The key here is that this 13-15kg force is continuously burdening the fish. Every time the fish swims, it’s dragging 15kg of resistance. Imagine a human trying to sprint while dragging a 15kg sled.

On the first run, it might sprint 100 meters without stopping. But the second run will be shorter. The third run shorter still. The fish drains its stamina with every surge because it’s constantly fighting that 15kg payload.

However, this implies fighting in deep water. In shallow waters, the fish can only run horizontally, increasing the risk of reef abrasion and completely changing the strategy. In deep water, the fish can dive, allowing you to steadily drain its stamina through continuous drag pressure.

This “process of exhausting the fish” is the true essence of the fight. You aren’t hoisting the fish up with the raw strength of the line; you are stripping its stamina with sustained drag pressure until it floats to the surface.

Once the fish surfaces, the battle is mostly won. There are still risks like guide heat and drag fluctuation from a depleted spool, which is where an angler’s skill is tested, but fundamentally, this is how the mechanics work.

6. How This Knowledge Upgrades Your Actual Fishing

Once you understand these mechanics, several things will change for you.

First, you gain the confidence to say, “Thin line is fine.” When targeting salmon or trout with PE #1, the anxiety of being broken off disappears. You know that if you set your drag correctly and utilize the rod’s flex, you are theoretically safe.

Next, your drag settings become grounded in logic.
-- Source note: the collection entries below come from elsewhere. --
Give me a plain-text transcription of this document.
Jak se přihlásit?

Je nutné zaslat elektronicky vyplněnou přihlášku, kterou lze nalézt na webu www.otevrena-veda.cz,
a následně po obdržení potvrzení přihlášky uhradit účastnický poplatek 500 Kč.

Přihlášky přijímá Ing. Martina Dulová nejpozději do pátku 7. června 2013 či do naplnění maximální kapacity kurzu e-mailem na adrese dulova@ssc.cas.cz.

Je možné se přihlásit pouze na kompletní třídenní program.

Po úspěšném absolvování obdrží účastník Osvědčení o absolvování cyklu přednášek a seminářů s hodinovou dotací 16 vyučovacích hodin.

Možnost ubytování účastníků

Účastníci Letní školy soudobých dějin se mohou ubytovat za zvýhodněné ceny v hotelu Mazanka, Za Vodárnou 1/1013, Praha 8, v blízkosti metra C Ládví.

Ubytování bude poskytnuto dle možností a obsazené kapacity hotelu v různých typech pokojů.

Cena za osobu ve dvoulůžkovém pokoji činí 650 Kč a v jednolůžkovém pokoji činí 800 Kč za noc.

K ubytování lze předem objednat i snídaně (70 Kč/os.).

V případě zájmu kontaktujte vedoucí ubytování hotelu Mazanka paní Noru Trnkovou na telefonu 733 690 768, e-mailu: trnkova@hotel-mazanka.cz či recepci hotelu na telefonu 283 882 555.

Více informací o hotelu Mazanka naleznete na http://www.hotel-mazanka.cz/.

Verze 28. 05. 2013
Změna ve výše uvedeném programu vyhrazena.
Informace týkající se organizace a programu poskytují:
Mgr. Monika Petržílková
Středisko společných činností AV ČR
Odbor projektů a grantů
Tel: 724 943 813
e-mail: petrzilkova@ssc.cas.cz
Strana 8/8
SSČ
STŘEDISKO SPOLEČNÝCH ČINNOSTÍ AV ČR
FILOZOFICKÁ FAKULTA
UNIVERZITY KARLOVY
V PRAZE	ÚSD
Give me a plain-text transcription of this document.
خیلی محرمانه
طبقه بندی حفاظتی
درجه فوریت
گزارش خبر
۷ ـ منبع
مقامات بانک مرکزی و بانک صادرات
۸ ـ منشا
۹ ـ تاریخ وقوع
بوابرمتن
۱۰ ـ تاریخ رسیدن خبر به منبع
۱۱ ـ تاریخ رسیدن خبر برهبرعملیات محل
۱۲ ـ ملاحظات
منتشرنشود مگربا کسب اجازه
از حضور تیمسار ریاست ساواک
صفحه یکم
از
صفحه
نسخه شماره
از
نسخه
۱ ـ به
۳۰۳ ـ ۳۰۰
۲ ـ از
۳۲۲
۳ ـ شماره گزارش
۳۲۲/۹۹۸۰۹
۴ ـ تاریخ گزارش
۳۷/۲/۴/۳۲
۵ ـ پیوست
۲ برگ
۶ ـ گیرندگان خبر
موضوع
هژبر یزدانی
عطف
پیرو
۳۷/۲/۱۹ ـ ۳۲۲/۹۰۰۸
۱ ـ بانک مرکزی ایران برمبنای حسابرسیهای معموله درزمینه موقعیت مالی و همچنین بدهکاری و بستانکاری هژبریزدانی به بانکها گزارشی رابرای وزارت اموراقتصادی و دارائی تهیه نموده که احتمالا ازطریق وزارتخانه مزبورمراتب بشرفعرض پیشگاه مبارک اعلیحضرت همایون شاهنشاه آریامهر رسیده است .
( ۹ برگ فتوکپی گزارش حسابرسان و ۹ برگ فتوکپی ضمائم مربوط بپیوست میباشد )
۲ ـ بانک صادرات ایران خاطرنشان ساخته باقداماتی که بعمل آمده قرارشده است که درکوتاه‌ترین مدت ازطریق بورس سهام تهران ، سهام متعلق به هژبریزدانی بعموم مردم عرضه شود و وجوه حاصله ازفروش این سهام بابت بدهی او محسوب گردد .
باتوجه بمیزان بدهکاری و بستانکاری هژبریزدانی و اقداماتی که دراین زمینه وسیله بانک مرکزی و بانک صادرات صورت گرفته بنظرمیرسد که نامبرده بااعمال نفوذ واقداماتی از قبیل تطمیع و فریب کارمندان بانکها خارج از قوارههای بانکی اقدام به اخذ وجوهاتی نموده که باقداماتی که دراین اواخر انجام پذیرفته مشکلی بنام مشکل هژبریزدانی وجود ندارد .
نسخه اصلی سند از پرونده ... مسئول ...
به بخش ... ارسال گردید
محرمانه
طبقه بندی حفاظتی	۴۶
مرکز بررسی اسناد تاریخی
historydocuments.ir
Instead of guessing “this feels about right,” you can accurately judge, “I’m setting this at 1/3 of my line strength, so I’m safe up to this point.”

If you set your drag to 3kg, you understand that any time the drag clicks, the fish is generating over 3kg of propulsive force. This helps you predict when you’ve hooked into a real monster.

Finally, your mid-fight decision-making improves drastically. When a fish makes a huge run, instead of blindly tightening the drag in panic, you remain calm: “My spool is getting thin, I should actually loosen it slightly,” or “If I hold the rod too high, the guide heat will be dangerous.”

When I started fishing for tuna, this was the most profound lesson I learned. Honestly, I didn’t think about it this deeply when I was just fishing for salmon and trout. But because of the knowledge I gained from tuna fishing, I can now fight confidently even on PE #1.

7. Conclusion: Line Strength is a “Safety Margin,” Not a “Limit”

Let’s summarize. There are three reasons why we can land fish heavier than our line strength:

First, the drag controls the force applied to the line. When the fish runs, it gives line and bleeds off pressure. Thus, the actual tension is capped at the drag setting.

Second, the rod’s flex absorbs sudden impacts. By spreading momentary shocks over time, it softens the blow to the line.

Third, fish underwater have buoyancy. Their dead weight never rests entirely on the line. The only thing loading the line is their swimming propulsion.

Ultimately, line strength isn’t “the maximum weight of the fish you can catch”—it’s simply “the reference value for setting your drag.” Once you grasp this concept, your approach to tackle selection and fighting fish will completely change.

Fishing isn’t about “hoisting”; it’s the physics of “energy management.” We can land a 100kg tuna on an 89.5kg line because we continually burden it with 10-15kg of drag, slowly bleeding its energy away. The exact same logic applies when targeting Atka mackerel with PE #0.4.

If you distribute the load across your system and keep it below the line’s breaking limit, physics dictates you will land the fish. I believe this is the true thrill of angling.

It took me a while to fully comprehend this. But once I did, my entire perspective on fishing changed from the ground up. I hope this knowledge proves useful in your own fishing adventures as well.